To filter network traffic from a device such as a laptop or phone:

  1. Install the WARP client on your device.
  2. In the WARP client Settings, log in to your organization's Cloudflare One instance.
  3. (Optional) If you want to display a custom block page when users are blocked, install the Cloudflare root certificate on your device. Without the certificate, blocked users will see a generic browser connection error instead of an informative page.
  4. Enable the Gateway proxy for TCP. The Gateway proxy is what routes your device's traffic through Cloudflare so network policies can inspect it — without it enabled, your policies will have no effect. Optionally, enable the UDP proxy to also inspect QUIC traffic (a newer protocol used by HTTP/3 connections) on port 443.

Connect private networks

To filter traffic from private networks (internal corporate networks not exposed to the public Internet), refer to the Cloudflare Tunnel guide.

2. Verify device connectivity

Verifying connectivity ensures that traffic from your device is actually flowing through Cloudflare before you build policies against it.

To verify your device is connected to Cloudflare One:

  1. In Cloudflare One, go to Traffic policies > Traffic settings.
  2. Under Log traffic activity, enable activity logging for all Network logs. This tells Cloudflare to record network-level traffic so you can confirm your device appears in the logs.
  3. On your WARP-enabled device, open a browser and visit any website. This generates traffic that should appear in the logs.
  4. Determine the Source IP for your device (the public-facing address Cloudflare sees for your connection):
    1. Open the WARP client settings.
    2. Go to Preferences > General.
    3. Note the Public IP. This is the same address that will appear as the Source IP in your network logs.
  5. In Cloudflare One, go to Insights > Logs > Network logs. Before building network policies, make sure you see network logs from the Source IP assigned to your device.

If no logs appear after a few minutes, check two things: first, verify that the Gateway proxy is turned on. Second, confirm that the device is enrolled in your Zero Trust organization by checking the WARP client connection status.

3. Create your first network policy

A network policy has two parts: a matcher that selects which traffic to act on (for example, all packets destined for port 22, the default port for SSH) and an action that decides what to do with it (for example, block the connection).

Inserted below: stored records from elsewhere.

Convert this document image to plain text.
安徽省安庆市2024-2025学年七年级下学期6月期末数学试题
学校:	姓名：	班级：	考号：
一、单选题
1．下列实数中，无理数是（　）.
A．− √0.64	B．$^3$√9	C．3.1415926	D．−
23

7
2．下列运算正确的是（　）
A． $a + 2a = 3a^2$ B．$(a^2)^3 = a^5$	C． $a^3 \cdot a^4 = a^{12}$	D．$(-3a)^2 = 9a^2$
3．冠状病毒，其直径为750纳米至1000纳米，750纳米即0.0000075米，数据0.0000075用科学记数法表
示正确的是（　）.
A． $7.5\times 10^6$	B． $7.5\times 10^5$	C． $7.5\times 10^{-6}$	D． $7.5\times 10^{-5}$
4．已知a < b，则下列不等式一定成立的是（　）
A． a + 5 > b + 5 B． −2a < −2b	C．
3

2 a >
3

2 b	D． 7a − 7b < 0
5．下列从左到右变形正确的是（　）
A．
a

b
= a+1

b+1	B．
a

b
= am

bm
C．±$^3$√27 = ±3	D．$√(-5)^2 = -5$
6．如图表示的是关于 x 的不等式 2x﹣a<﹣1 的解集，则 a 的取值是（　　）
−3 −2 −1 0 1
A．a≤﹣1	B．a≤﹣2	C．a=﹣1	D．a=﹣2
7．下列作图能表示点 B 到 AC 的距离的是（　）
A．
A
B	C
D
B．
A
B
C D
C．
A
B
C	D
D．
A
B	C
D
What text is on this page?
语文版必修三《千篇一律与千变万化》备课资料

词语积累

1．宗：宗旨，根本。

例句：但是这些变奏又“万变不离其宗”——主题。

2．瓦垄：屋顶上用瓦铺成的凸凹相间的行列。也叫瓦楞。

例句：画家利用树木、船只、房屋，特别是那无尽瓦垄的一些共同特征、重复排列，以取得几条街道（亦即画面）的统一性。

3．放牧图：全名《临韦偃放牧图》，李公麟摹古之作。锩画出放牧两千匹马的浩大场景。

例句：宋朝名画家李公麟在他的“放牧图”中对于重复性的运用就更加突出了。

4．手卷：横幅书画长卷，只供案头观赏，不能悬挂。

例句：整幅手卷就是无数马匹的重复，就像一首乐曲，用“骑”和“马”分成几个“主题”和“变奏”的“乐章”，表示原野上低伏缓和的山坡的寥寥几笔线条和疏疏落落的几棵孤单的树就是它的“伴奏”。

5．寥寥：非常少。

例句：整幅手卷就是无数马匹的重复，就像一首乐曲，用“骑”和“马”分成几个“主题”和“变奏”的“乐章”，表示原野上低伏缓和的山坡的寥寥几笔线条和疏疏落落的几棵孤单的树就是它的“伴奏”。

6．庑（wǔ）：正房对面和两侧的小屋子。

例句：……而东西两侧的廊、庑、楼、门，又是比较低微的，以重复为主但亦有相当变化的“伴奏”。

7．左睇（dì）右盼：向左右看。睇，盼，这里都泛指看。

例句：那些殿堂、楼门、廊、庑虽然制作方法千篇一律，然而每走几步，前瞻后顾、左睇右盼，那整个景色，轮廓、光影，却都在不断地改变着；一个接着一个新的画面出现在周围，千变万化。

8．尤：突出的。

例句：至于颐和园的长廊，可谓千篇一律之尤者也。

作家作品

To create a new network policy:

  1. In Cloudflare One, go to Traffic policies > Firewall policies.

  2. In the Network tab, select Add a network policy.

  3. Name the policy.

  4. Under Traffic, build a logical expression that defines the traffic you want to allow or block.

  5. Choose an Action to take when traffic matches the logical expression. For example, you can use a list of device serial numbers to ensure users can only access an application if they connect with the WARP client from a company device:

    SelectorOperatorValueLogicAction
    SNI Domainisinternalapp.comAndBlock
    Passed Device Posture Checksnot inDevice serial numbers
  6. Select Create policy.

For more information, refer to network policies.

4. Add optional policies

Refer to our list of common network policies for policies you may want to create. Common additions include blocking traffic to specific IP ranges, restricting access to non-standard ports (ports other than well-known ones like 80 for HTTP and 443 for HTTPS), and using protocol detection to identify applications like BitTorrent based on their traffic patterns rather than port numbers alone.